When Draco shakes off her comforting hand and steals away into the depth of the castle once again, she suddenly feels very cold and alone.
xxxx
"I doubt he lasts a year before he gets himself killed. Or kills himself," says Blaise Zabini. "It's only been four months, and he already looks ready to give it up. At this rate, he'll waste away before he even completes one mission."
At that moment, Pansy could kill Blaise with her own two hands. Vengefully, she imagines choking the life out of him and burying him under the Quidditch pitch. But before, she thinks that she could shave him bald, save up a million of his hairs, a billion, one for every day of the rest of her life. One cup of Slughorn's potion, and Draco Malfoy could mysteriously disappear, and oh, Pansy would mourn and despair, but eventually find solace in the arms of Blaise Zabini. She would dote on him, then, and they would live in his mansion, two purebloods with no connection to the Deatheaters or to the Ministry. Every day, for the rest of their lives, together. Their kisses would taste like Polyjuice.
"Shut up," she tells Zabini, and keeps her hands to herself.
xxxx
She knows it's wrong to spy on Draco, knows how angry he would be if he knew, but she follows him anyway, every time he slips out of the Common Room and leaves Crabbe and Goyle behind. She follows him subtly, softly, up the stairs and down the hall, sits down, leans against the door to the girls' bathroom and listens.
He won't talk to her. It hurts, but she doesn't blame him. He believes, she knows, that she would think him weak. He's afraid that she won't love him if she doesn't admire him. She's too afraid of losing him to tell him that she's never admired him at all.

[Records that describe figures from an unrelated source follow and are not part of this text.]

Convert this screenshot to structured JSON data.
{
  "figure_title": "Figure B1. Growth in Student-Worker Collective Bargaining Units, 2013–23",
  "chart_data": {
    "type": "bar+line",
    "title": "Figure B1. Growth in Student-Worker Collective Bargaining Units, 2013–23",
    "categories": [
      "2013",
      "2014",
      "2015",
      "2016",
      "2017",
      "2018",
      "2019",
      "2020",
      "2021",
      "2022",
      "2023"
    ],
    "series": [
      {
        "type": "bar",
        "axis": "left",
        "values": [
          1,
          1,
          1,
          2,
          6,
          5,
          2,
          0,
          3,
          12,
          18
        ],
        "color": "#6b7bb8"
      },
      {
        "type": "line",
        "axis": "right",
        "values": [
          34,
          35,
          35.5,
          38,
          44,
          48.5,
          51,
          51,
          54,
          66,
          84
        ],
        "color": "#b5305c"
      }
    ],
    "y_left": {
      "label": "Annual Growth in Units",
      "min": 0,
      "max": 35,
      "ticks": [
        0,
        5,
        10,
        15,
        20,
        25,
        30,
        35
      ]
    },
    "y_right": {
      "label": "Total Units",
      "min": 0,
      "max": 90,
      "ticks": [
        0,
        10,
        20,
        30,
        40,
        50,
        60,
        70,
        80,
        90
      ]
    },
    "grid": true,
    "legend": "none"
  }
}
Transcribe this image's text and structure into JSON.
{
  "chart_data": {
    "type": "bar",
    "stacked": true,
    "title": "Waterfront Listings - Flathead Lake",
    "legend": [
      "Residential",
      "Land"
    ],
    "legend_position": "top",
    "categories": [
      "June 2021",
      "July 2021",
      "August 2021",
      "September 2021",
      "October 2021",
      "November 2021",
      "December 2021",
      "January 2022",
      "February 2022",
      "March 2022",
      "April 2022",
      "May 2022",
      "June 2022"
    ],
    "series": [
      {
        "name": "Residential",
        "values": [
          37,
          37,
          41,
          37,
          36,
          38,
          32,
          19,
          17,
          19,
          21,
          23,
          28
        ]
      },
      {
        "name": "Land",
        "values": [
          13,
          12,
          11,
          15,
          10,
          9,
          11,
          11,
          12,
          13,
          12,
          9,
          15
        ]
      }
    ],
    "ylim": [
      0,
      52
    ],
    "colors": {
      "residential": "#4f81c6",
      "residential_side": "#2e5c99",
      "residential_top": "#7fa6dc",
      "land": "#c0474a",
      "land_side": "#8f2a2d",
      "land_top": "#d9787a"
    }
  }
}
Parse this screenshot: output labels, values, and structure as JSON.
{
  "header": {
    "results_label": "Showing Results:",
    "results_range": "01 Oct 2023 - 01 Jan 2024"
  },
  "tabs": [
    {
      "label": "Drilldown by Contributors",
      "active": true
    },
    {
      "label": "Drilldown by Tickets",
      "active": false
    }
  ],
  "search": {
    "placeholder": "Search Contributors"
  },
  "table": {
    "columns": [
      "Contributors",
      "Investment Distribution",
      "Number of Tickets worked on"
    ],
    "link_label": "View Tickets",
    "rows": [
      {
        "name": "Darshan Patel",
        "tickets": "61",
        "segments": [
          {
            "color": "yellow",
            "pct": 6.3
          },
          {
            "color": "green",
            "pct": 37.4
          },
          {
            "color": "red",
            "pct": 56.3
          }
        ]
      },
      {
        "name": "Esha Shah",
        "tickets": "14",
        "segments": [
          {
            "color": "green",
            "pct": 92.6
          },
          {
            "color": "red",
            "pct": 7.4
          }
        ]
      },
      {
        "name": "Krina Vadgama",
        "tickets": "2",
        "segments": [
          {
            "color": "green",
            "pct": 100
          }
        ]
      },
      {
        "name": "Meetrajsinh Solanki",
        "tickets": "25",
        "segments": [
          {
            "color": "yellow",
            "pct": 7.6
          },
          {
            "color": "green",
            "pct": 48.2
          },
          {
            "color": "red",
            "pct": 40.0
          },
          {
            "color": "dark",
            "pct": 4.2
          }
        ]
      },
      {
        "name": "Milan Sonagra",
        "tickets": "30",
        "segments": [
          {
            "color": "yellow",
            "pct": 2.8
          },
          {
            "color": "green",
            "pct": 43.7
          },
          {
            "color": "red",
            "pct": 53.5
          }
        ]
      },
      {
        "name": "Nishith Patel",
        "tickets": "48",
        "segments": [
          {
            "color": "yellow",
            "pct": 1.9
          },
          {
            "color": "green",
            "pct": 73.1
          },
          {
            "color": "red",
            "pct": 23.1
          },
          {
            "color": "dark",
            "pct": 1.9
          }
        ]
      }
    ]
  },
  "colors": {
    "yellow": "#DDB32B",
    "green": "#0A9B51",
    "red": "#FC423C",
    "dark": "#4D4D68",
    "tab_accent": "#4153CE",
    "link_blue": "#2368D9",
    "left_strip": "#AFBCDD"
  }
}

This is true helplessness, sitting on the cold ground and listening to Draco breaking, through the wall between them. She wants to curse the Dark Lord, to kill him, to beg him: "Let me do it, whatever it is, for him. Take me, instead. I don't care what you want. I can do it, for him. Please, please…"
"I have no one to turn to," Draco whispers, his voice raspy from crying. "I'm all alone."
And he really believes it.
xxxx
"What's going on?" she asks Draco one night in June, when he comes rushing into the common room.
"Nothing," says Draco. "Nothing's going on."
He sprints up the stairs, but he's back moments later, clutching something tight in his left hand. He's paler than ever, apprehension in his features, swaying on his feet as if the only thing keeping him going is pure adrenaline, and she doesn't believe him for a moment. Fear clutches at her heart as she realizes that it's finally happening, whatever it is.
"You should— They might—" He seems to be debating with himself for a moment, then: "They wouldn't. Everything's fine. Go to bed."
He moves to go, and she grabs his arm to stop him, fighting back panicked tears.
"Will you be here when I wake up?" she asks, tightening her grip.
He opens his mouth and then closes it again. Looks away. "Of course I will. Don't be silly."
He pulls his arm free, and she knows, beyond any doubt, that he's lying. It's written all over his face. She can read his lies like no other, knows his features, perhaps, better than she knows her own. Sorrow twists her stomach into knots, and she feels faint. Her hand is empty, her body unanchored.
"I love you," she whispers, almost pleadingly.
He's very still for a moment, and it's like holding out her hand on the Hogwarts Express, letting it hang in the air and hoping desperately that he'll take it. She looks up into his eyes and wills him to really look at her, to thaw, to love her.
"I'll see you tomorrow," he says, and turning, walks away.